La poda de mantenimiento es un procedimiento destinado a facilitar las ramificaciones laterales, en el sentido de que consiste en la eliminación de las ramas que se desarrollan hacia el interior para mantener la forma deseada. También en este caso, se aplica un corte limpio y oblicuo, en el punto por encima del nodo de rama: al hacerlo, de la gema expuesta al sol puede desarrollarse una nueva rama, que crecerá en una dirección externa. Como parte de las operaciones de poda, además, también es posible proceder con la eliminación del corte: durante los meses de verano, cuando las nuevas ramas han desarrollado al menos dos o tres nodos y tienen un color verde brillante, se debe hacer un corte decisivo y oblicuo en el nodo más cercano a la rama principal. Esta ramita, como máximo de diez centímetros de largo, será plantada, enterrada en un sustrato especialmente preparado, lista para originar una nueva cabeza de camelia. Sobre la poda de la camelia, es necesario negar la leyenda, generalizada pero incorrecta, que cree que esta especie no debe podarse. Las dos intervenciones, capacitación y limpieza, son de hecho fundamentales para favorecer su desarrollo. La poda, a través de la eliminación de la yema apical, permite que las gemas inferiores le den a la camelia un desarrollo armonioso, más equilibrado y más firme.

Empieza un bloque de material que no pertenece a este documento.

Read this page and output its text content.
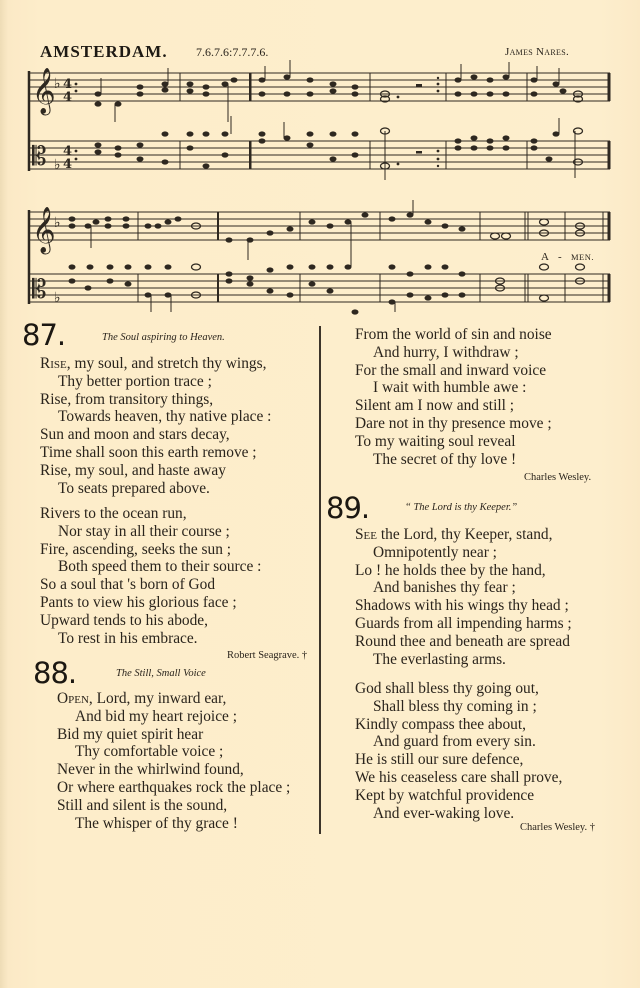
AMSTERDAM. 7.6.7.6:7.7.7.6.	James Nares.
𝄞
𝄡
𝄞
𝄡
♭ 4
4
♭
4
4
♭
♭
A - MEN.
87.	The Soul aspiring to Heaven.
Rise, my soul, and stretch thy wings,
Thy better portion trace ;
Rise, from transitory things,
Towards heaven, thy native place :
Sun and moon and stars decay,
Time shall soon this earth remove ;
Rise, my soul, and haste away
To seats prepared above.
Rivers to the ocean run,
Nor stay in all their course ;
Fire, ascending, seeks the sun ;
Both speed them to their source :
So a soul that 's born of God
Pants to view his glorious face ;
Upward tends to his abode,
To rest in his embrace.
Robert Seagrave. †
88.	The Still, Small Voice
Open, Lord, my inward ear,
And bid my heart rejoice ;
Bid my quiet spirit hear
Thy comfortable voice ;
Never in the whirlwind found,
Or where earthquakes rock the place ;
Still and silent is the sound,
The whisper of thy grace !
From the world of sin and noise
And hurry, I withdraw ;
For the small and inward voice
I wait with humble awe :
Silent am I now and still ;
Dare not in thy presence move ;
To my waiting soul reveal
The secret of thy love !
Charles Wesley.
89.	“ The Lord is thy Keeper.”
See the Lord, thy Keeper, stand,
Omnipotently near ;
Lo ! he holds thee by the hand,
And banishes thy fear ;
Shadows with his wings thy head ;
Guards from all impending harms ;
Round thee and beneath are spread
The everlasting arms.
God shall bless thy going out,
Shall bless thy coming in ;
Kindly compass thee about,
And guard from every sin.
He is still our sure defence,
We his ceaseless care shall prove,
Kept by watchful providence
And ever-waking love.
Charles Wesley. †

Poda para limpieza: con fines estéticos, pero no solo



Por otro lado, está claro que la poda no tiene que ser drástica o excesiva, pero su calidad debe evaluarse de acuerdo con el desarrollo de la planta. Por ejemplo, hay variedades que generalmente producen brotes particularmente largos en un número restringido de ramas, y en este caso la intervención es obligatoria; pero también hay variedades que crecen tupidas y bien cuidadas de forma natural, y en este caso no es necesaria la poda. Sin embargo, en el momento en que estamos a punto de intervenir, debemos recordar no podar nunca en una ramita ya crecida, sino siempre en correspondencia con una gema. De esta manera, de hecho, no hay riesgo de darle a la planta una forma descompuesta. La poda para la limpieza, por otro lado, se puede hacer en cualquier momento, y no hay contraindicaciones particulares: en resumen, en cualquier momento se puede eliminar una rama seca. Naturalmente, dicha operación debe completarse teniendo en cuenta también ciertos estándares estéticos: en resumen, se debe tener cuidado de no perforar demasiado la corona o arriesgarse a dañar el exterior de la planta.

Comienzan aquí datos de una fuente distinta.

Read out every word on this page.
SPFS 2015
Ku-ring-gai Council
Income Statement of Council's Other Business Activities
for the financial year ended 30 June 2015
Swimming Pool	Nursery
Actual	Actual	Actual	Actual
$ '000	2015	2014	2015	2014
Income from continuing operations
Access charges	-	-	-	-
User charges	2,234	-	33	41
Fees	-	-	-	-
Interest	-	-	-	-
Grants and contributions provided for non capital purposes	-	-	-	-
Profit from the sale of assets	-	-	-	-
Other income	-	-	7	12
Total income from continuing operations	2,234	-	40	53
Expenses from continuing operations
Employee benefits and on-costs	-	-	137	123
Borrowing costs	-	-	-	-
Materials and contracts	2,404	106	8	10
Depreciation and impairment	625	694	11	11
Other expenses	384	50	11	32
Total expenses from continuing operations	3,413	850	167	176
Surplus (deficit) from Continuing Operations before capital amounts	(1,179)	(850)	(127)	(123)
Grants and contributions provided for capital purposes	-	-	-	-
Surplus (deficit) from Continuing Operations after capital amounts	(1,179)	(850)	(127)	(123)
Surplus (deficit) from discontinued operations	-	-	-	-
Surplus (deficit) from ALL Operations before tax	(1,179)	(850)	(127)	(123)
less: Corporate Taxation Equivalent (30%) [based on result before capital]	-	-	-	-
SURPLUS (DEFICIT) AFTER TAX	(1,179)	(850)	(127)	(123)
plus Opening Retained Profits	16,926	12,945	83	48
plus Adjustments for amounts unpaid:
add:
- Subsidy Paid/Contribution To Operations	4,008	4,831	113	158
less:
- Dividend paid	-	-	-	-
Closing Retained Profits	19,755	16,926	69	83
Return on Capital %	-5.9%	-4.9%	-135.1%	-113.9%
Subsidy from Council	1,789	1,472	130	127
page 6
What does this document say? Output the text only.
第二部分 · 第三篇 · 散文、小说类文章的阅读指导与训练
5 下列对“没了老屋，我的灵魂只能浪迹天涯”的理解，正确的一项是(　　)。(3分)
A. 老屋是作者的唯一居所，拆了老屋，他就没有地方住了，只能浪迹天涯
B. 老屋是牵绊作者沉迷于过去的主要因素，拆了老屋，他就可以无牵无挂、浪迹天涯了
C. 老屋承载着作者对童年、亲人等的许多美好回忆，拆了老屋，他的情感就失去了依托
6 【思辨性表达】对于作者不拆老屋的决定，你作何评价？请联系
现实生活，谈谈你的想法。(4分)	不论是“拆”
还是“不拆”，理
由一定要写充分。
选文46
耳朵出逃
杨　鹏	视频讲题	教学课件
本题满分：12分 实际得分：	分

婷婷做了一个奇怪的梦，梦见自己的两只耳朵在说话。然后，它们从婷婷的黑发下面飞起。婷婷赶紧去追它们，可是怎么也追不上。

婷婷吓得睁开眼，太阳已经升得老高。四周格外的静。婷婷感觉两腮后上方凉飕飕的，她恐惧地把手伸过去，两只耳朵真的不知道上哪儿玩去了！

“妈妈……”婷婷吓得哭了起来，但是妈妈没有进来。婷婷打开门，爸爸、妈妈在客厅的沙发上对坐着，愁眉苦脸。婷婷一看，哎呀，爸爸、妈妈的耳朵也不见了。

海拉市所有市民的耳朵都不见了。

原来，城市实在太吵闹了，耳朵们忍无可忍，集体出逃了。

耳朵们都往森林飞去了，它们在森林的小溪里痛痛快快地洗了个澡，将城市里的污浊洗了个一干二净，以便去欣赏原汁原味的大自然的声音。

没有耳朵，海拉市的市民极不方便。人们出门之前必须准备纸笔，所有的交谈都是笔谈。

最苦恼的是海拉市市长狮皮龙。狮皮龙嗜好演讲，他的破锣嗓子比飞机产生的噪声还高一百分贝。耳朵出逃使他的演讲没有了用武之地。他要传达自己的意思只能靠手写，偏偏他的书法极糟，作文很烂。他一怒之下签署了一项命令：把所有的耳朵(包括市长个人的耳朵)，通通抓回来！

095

Poda de camelia: cuidado con las plagas e insectos



La salud también juega un papel esencial, en el sentido de que una planta que es demasiado rica y densa corre el riesgo de atraer plagas e insectos considerablemente, sin mencionar que no permite que el aire y el sol entren como deberían. En conclusión, el objetivo de la poda de camelia es modificar la conformación de la planta para alargar el ciclo de producción y favorecer una producción de fruta mejor y más rápida. Desde un punto de vista estético, una planta podada es más elegante y proporcionada que una planta que no ha sido sometida a intervenciones, pero no debe olvidarse que un árbol con demasiadas ramas corre el riesgo de no permitir que las más internas obtengan la luz que necesitan: esto, debemos diluirlos. Finalmente, una producción de alta calidad solo es posible al alcanzar el equilibrio correcto entre la fase reproductiva y la fase vegetativa, pero sobre todo entre las raíces y el follaje.